The day's largest protest was held in Rome where, according to conservative estimates, more than three million people took to the streets. Nearly as many gathered at protests across Spain.
In London, an estimated 1.5 million demonstrators turned out to contest Prime Minister Tony Blair's pro-American Iraq policies. Speaking at Hyde Park, London Mayor Ken Livingstone accused U.S. President George W. Bush of warmongering. "This war is solely about oil. George Bush has never given a damn about human rights," he said.
At a 100,000 person strong rally in New York, South African Archbishop and Nobel laureate Desmond Tutu, plead for Bush and the Security Council to allow inspectors to continue their work. "The just war says you have exhausted all possible and peaceful means, and the world says, 'No, we haven't.'" Marchers in New York even carried signs that read: "Thank you France and Germany."
Largely, the rallies were peaceful, but in Athens police fired tear gas at anarchist protesters.
Thousands also gathered in a number of Asian capitals, including Kuala Lumpur, Malaysia, where 1,500 demonstrated near the U.S. Embassy. In U.S.-aligned Australia, 150,000 people protested against an Iraq war. In the Middle East, at least 200,000 demonstrated in Syria.
German leaders take to streets
Despite a personal plea from Chancellor Gerhard Schröder that members of the government -- which is under considerable pressure from Washington to change its Iraq stance -- not participate in the demo, several top members of his cabinet appeared near the Brandenburg Gate.
Among the top German officials present were environment minister Jürgen Trittin, agriculture and consumer protection minister Renate Künast and development minister Heidemarie Wieczorek-Zeul. They were joined by Wolfgang Thierse, president of the German parliament and Green Party co-chairs Reinhard Bütikofer and Angelika Beer.
Prior to the rally, Beer defended Germany's position in a speech. "If going out into the streets with millions of people around the world is 'isolation,' then that's an alliance we feel good about," she said.
But opposition leaders criticized the politicians for participating. Friedbert Pflüger, the Christian Democratic Union's foreign policy spokesman, said it was a "disgrace" that the president of the Bundestag took part in the protest. And CDU General Secretary Laurenz Meyer said participation was damaging to the overall reputation of German politics.
Setbacks for Bush and Blair
Saturday's mass protests came as a second setback for Bush and Blair within two days.

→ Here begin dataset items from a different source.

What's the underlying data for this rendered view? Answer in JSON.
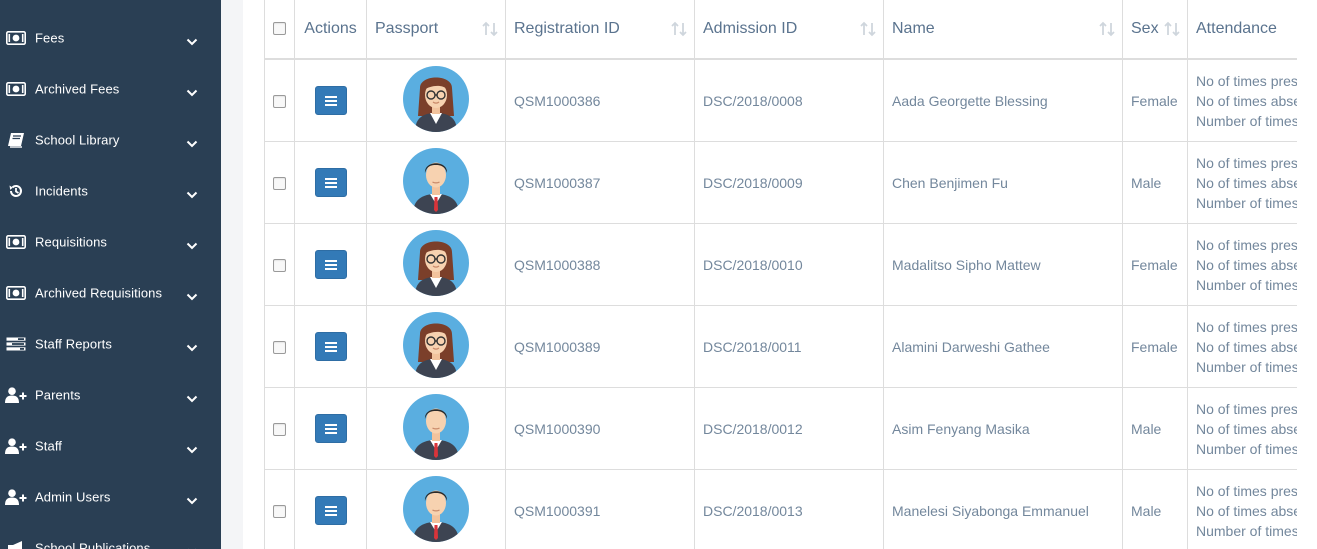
{
  "sidebar": {
    "items": [
      {
        "label": "Fees",
        "icon": "money-icon"
      },
      {
        "label": "Archived Fees",
        "icon": "money-icon"
      },
      {
        "label": "School Library",
        "icon": "book-icon"
      },
      {
        "label": "Incidents",
        "icon": "history-icon"
      },
      {
        "label": "Requisitions",
        "icon": "money-icon"
      },
      {
        "label": "Archived Requisitions",
        "icon": "money-icon"
      },
      {
        "label": "Staff Reports",
        "icon": "tasks-icon"
      },
      {
        "label": "Parents",
        "icon": "user-plus-icon"
      },
      {
        "label": "Staff",
        "icon": "user-plus-icon"
      },
      {
        "label": "Admin Users",
        "icon": "user-plus-icon"
      },
      {
        "label": "School Publications",
        "icon": "bullhorn-icon"
      }
    ]
  },
  "table": {
    "headers": {
      "actions": "Actions",
      "passport": "Passport",
      "registration_id": "Registration ID",
      "admission_id": "Admission ID",
      "name": "Name",
      "sex": "Sex",
      "attendance": "Attendance"
    },
    "attendance_lines": [
      "No of times present",
      "No of times absent",
      "Number of times"
    ],
    "rows": [
      {
        "registration_id": "QSM1000386",
        "admission_id": "DSC/2018/0008",
        "name": "Aada Georgette Blessing",
        "sex": "Female",
        "avatar": "female-avatar-icon"
      },
      {
        "registration_id": "QSM1000387",
        "admission_id": "DSC/2018/0009",
        "name": "Chen Benjimen Fu",
        "sex": "Male",
        "avatar": "male-avatar-icon"
      },
      {
        "registration_id": "QSM1000388",
        "admission_id": "DSC/2018/0010",
        "name": "Madalitso Sipho Mattew",
        "sex": "Female",
        "avatar": "female-avatar-icon"
      },
      {
        "registration_id": "QSM1000389",
        "admission_id": "DSC/2018/0011",
        "name": "Alamini Darweshi Gathee",
        "sex": "Female",
        "avatar": "female-avatar-icon"
      },
      {
        "registration_id": "QSM1000390",
        "admission_id": "DSC/2018/0012",
        "name": "Asim Fenyang Masika",
        "sex": "Male",
        "avatar": "male-avatar-icon"
      },
      {
        "registration_id": "QSM1000391",
        "admission_id": "DSC/2018/0013",
        "name": "Manelesi Siyabonga Emmanuel",
        "sex": "Male",
        "avatar": "male-avatar-icon"
      }
    ]
  },
  "colors": {
    "sidebar_bg": "#2a3f54",
    "action_button": "#337ab7",
    "avatar_bg": "#5aaee0",
    "table_text": "#73879c"
  }
}
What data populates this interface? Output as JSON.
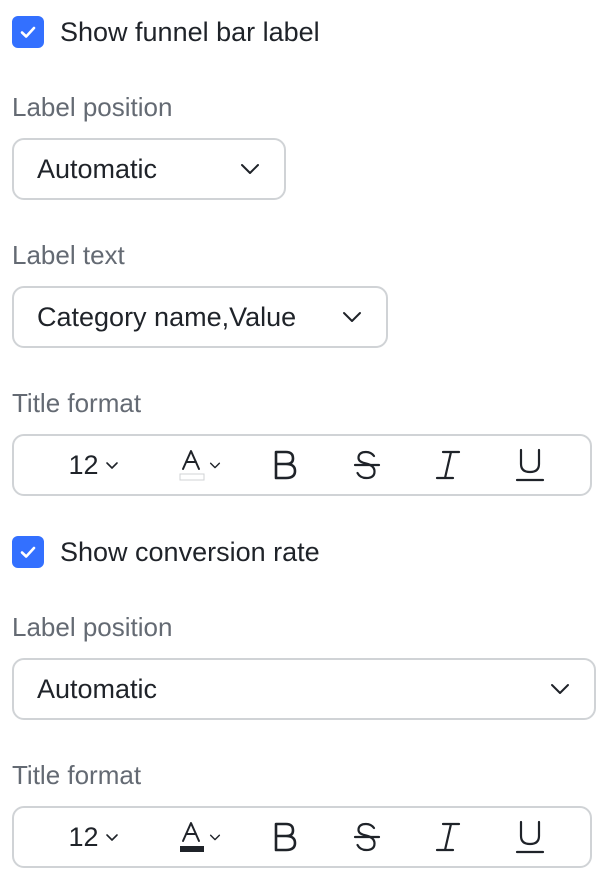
{
  "section1": {
    "show_funnel_bar_label": {
      "label": "Show funnel bar label",
      "checked": true
    },
    "label_position": {
      "label": "Label position",
      "value": "Automatic"
    },
    "label_text": {
      "label": "Label text",
      "value": "Category name,Value"
    },
    "title_format": {
      "label": "Title format",
      "font_size": "12",
      "font_color_icon": "font-color-icon",
      "font_color_underline": "#e3e5e8",
      "bold_icon": "bold-icon",
      "strikethrough_icon": "strikethrough-icon",
      "italic_icon": "italic-icon",
      "underline_icon": "underline-icon"
    }
  },
  "section2": {
    "show_conversion_rate": {
      "label": "Show conversion rate",
      "checked": true
    },
    "label_position": {
      "label": "Label position",
      "value": "Automatic"
    },
    "title_format": {
      "label": "Title format",
      "font_size": "12",
      "font_color_icon": "font-color-icon",
      "font_color_underline": "#1f2329",
      "bold_icon": "bold-icon",
      "strikethrough_icon": "strikethrough-icon",
      "italic_icon": "italic-icon",
      "underline_icon": "underline-icon"
    }
  },
  "colors": {
    "accent": "#3370ff",
    "text": "#1f2329",
    "label": "#646a73",
    "border": "#d0d3d6"
  }
}
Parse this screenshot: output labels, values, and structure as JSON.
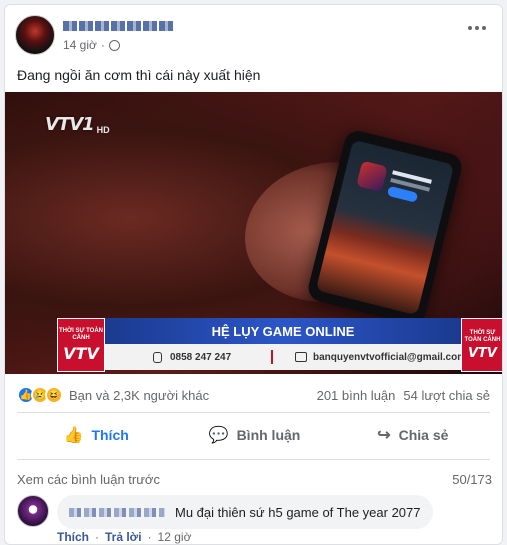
{
  "post": {
    "time": "14 giờ",
    "text": "Đang ngồi ăn cơm thì cái này xuất hiện"
  },
  "media": {
    "channel_logo": "VTV1",
    "hd_badge": "HD",
    "show_name": "THỜI SỰ TOÀN CẢNH",
    "title": "HỆ LỤY GAME ONLINE",
    "phone": "0858 247 247",
    "email": "banquyenvtvofficial@gmail.com",
    "logo_small": "VTV"
  },
  "reactions": {
    "icons": [
      "like-icon",
      "sad-icon",
      "haha-icon"
    ],
    "count_text": "Bạn và 2,3K người khác",
    "comments_text": "201 bình luận",
    "shares_text": "54 lượt chia sẻ"
  },
  "actions": {
    "like": "Thích",
    "comment": "Bình luận",
    "share": "Chia sẻ"
  },
  "comments": {
    "view_previous": "Xem các bình luận trước",
    "counter": "50/173",
    "items": [
      {
        "text": "Mu đại thiên sứ h5 game of The year 2077",
        "like": "Thích",
        "reply": "Trả lời",
        "time": "12 giờ"
      }
    ]
  },
  "colors": {
    "link": "#385898",
    "like_blue": "#1877f2",
    "vtv_red": "#c8102e",
    "banner_blue": "#2c56c8"
  }
}
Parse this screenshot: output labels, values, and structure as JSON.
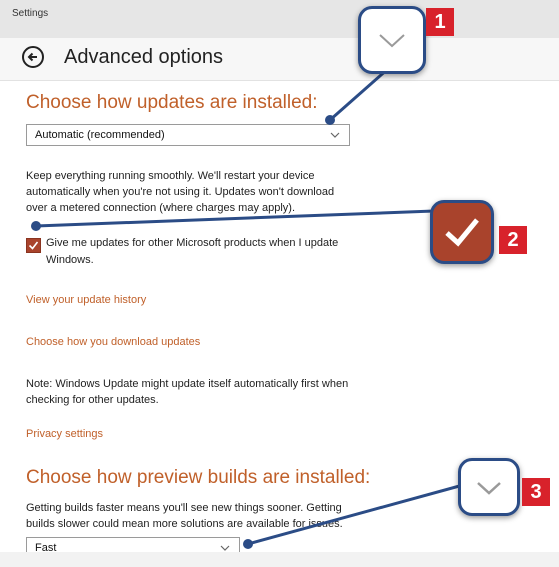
{
  "window": {
    "title": "Settings"
  },
  "header": {
    "title": "Advanced options"
  },
  "updates": {
    "heading": "Choose how updates are installed:",
    "dropdown_value": "Automatic (recommended)",
    "description": [
      "Keep everything running smoothly. We'll restart your device",
      "automatically when you're not using it. Updates won't download",
      "over a metered connection (where charges may apply)."
    ],
    "checkbox_label": [
      "Give me updates for other Microsoft products when I update",
      "Windows."
    ],
    "checkbox_checked": true
  },
  "links": {
    "history": "View your update history",
    "download": "Choose how you download updates",
    "privacy": "Privacy settings"
  },
  "note": [
    "Note: Windows Update might update itself automatically first when",
    "checking for other updates."
  ],
  "preview": {
    "heading": "Choose how preview builds are installed:",
    "description": [
      "Getting builds faster means you'll see new things sooner. Getting",
      "builds slower could mean more solutions are available for issues."
    ],
    "dropdown_value": "Fast"
  },
  "callouts": [
    "1",
    "2",
    "3"
  ],
  "colors": {
    "accent": "#c0602a",
    "checkbox": "#a9432c",
    "callout_border": "#2b4c86",
    "badge": "#d8222b"
  }
}
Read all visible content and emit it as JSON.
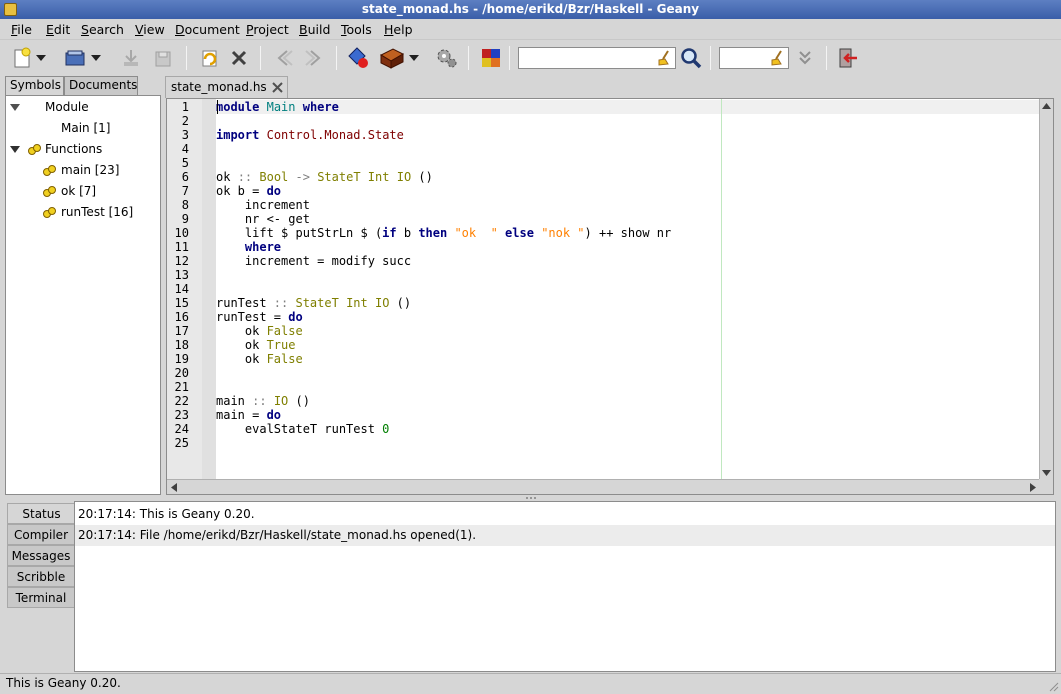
{
  "window": {
    "title": "state_monad.hs - /home/erikd/Bzr/Haskell - Geany"
  },
  "menu": [
    {
      "label": "File",
      "u": "F",
      "rest": "ile"
    },
    {
      "label": "Edit",
      "u": "E",
      "rest": "dit"
    },
    {
      "label": "Search",
      "u": "S",
      "rest": "earch"
    },
    {
      "label": "View",
      "u": "V",
      "rest": "iew"
    },
    {
      "label": "Document",
      "u": "D",
      "rest": "ocument"
    },
    {
      "label": "Project",
      "u": "P",
      "rest": "roject"
    },
    {
      "label": "Build",
      "u": "B",
      "rest": "uild"
    },
    {
      "label": "Tools",
      "u": "T",
      "rest": "ools"
    },
    {
      "label": "Help",
      "u": "H",
      "rest": "elp"
    }
  ],
  "toolbar": {
    "search_value": "",
    "goto_value": ""
  },
  "sidebar": {
    "tabs": [
      "Symbols",
      "Documents"
    ],
    "active_tab": "Symbols",
    "tree": {
      "module_group": "Module",
      "module_item": "Main [1]",
      "functions_group": "Functions",
      "functions": [
        "main [23]",
        "ok [7]",
        "runTest [16]"
      ]
    }
  },
  "editor": {
    "tab_label": "state_monad.hs",
    "line_numbers": [
      "1",
      "2",
      "3",
      "4",
      "5",
      "6",
      "7",
      "8",
      "9",
      "10",
      "11",
      "12",
      "13",
      "14",
      "15",
      "16",
      "17",
      "18",
      "19",
      "20",
      "21",
      "22",
      "23",
      "24",
      "25"
    ],
    "lines": [
      "module Main where",
      "",
      "import Control.Monad.State",
      "",
      "",
      "ok :: Bool -> StateT Int IO ()",
      "ok b = do",
      "    increment",
      "    nr <- get",
      "    lift $ putStrLn $ (if b then \"ok  \" else \"nok \") ++ show nr",
      "    where",
      "    increment = modify succ",
      "",
      "",
      "runTest :: StateT Int IO ()",
      "runTest = do",
      "    ok False",
      "    ok True",
      "    ok False",
      "",
      "",
      "main :: IO ()",
      "main = do",
      "    evalStateT runTest 0",
      ""
    ]
  },
  "messages": {
    "tabs": [
      "Status",
      "Compiler",
      "Messages",
      "Scribble",
      "Terminal"
    ],
    "active_tab": "Status",
    "lines": [
      "20:17:14: This is Geany 0.20.",
      "20:17:14: File /home/erikd/Bzr/Haskell/state_monad.hs opened(1)."
    ]
  },
  "statusbar": {
    "text": "This is Geany 0.20."
  },
  "colors": {
    "keyword": "#00007f",
    "type": "#7f7f00",
    "module": "#7f0000",
    "string": "#ff8000",
    "number": "#007f00",
    "operator": "#7f7f7f",
    "module_name": "#007f7f"
  },
  "icons": [
    "new-file-icon",
    "open-file-icon",
    "save-icon",
    "save-all-icon",
    "revert-icon",
    "close-icon",
    "navigate-back-icon",
    "navigate-forward-icon",
    "compile-icon",
    "build-icon",
    "execute-icon",
    "color-chooser-icon",
    "find-icon",
    "jump-to-line-icon",
    "quit-icon"
  ]
}
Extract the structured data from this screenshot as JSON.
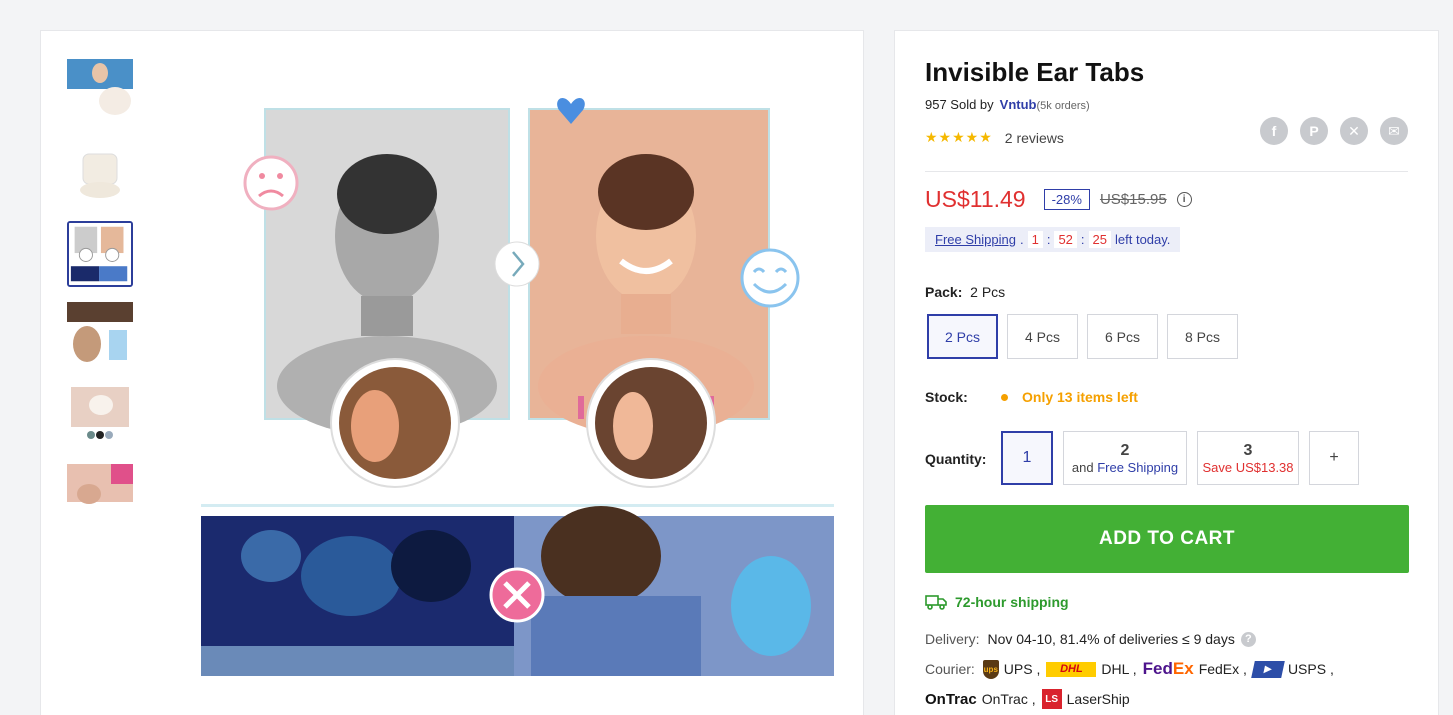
{
  "product": {
    "title": "Invisible Ear Tabs",
    "sold_count": "957 Sold by",
    "seller": "Vntub",
    "seller_orders": "(5k orders)",
    "rating": 4.5,
    "stars_display": "★★★★★",
    "reviews": "2 reviews"
  },
  "share": [
    {
      "icon": "facebook-icon",
      "glyph": "f"
    },
    {
      "icon": "pinterest-icon",
      "glyph": "P"
    },
    {
      "icon": "x-icon",
      "glyph": "✕"
    },
    {
      "icon": "email-icon",
      "glyph": "✉"
    }
  ],
  "price": {
    "current": "US$11.49",
    "discount": "-28%",
    "original": "US$15.95",
    "info_glyph": "i"
  },
  "shipping_bar": {
    "label": "Free Shipping",
    "dot": ".",
    "hours": "1",
    "minutes": "52",
    "seconds": "25",
    "sep": ":",
    "suffix": "left today."
  },
  "pack": {
    "label": "Pack:",
    "selected": "2 Pcs",
    "options": [
      "2 Pcs",
      "4 Pcs",
      "6 Pcs",
      "8 Pcs"
    ]
  },
  "stock": {
    "label": "Stock:",
    "text": "Only 13 items left"
  },
  "quantity": {
    "label": "Quantity:",
    "opt1": "1",
    "opt2_num": "2",
    "opt2_and": "and",
    "opt2_sub": "Free Shipping",
    "opt3_num": "3",
    "opt3_sub": "Save US$13.38",
    "plus": "+"
  },
  "cart": {
    "label": "ADD TO CART"
  },
  "shipping_info": {
    "hour_shipping": "72-hour shipping",
    "delivery_label": "Delivery:",
    "delivery_value": "Nov 04-10, 81.4% of deliveries ≤ 9 days",
    "help_glyph": "?",
    "courier_label": "Courier:",
    "carriers": [
      {
        "logo": "ups",
        "logo_text": "ups",
        "name": "UPS ,"
      },
      {
        "logo": "dhl",
        "logo_text": "DHL",
        "name": "DHL ,"
      },
      {
        "logo": "fedex",
        "logo_text": "FedEx",
        "name": "FedEx ,"
      },
      {
        "logo": "usps",
        "logo_text": "USPS",
        "name": "USPS ,"
      },
      {
        "logo": "ontrac",
        "logo_text": "OnTrac",
        "name": "OnTrac ,"
      },
      {
        "logo": "lasership",
        "logo_text": "LS",
        "name": "LaserShip"
      }
    ]
  },
  "colors": {
    "accent": "#2f3ea8",
    "price_red": "#e03030",
    "cart_green": "#43b035",
    "stock_orange": "#f5a000"
  }
}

During their second presentation at the Security Council on Friday, U.N. chief weapons inspector Hans Blix and International Atomic Energy Agency chief Mohamed ElBaradei said they had found no signs of weapons of mass destruction in Iraq and asked for more time for inspectors to complete their work.
France, Russia, China, Germany and other countries on the council supported calls for inspectors to continue their work -- a development that complicates Washington and London's efforts to launch a military invasion.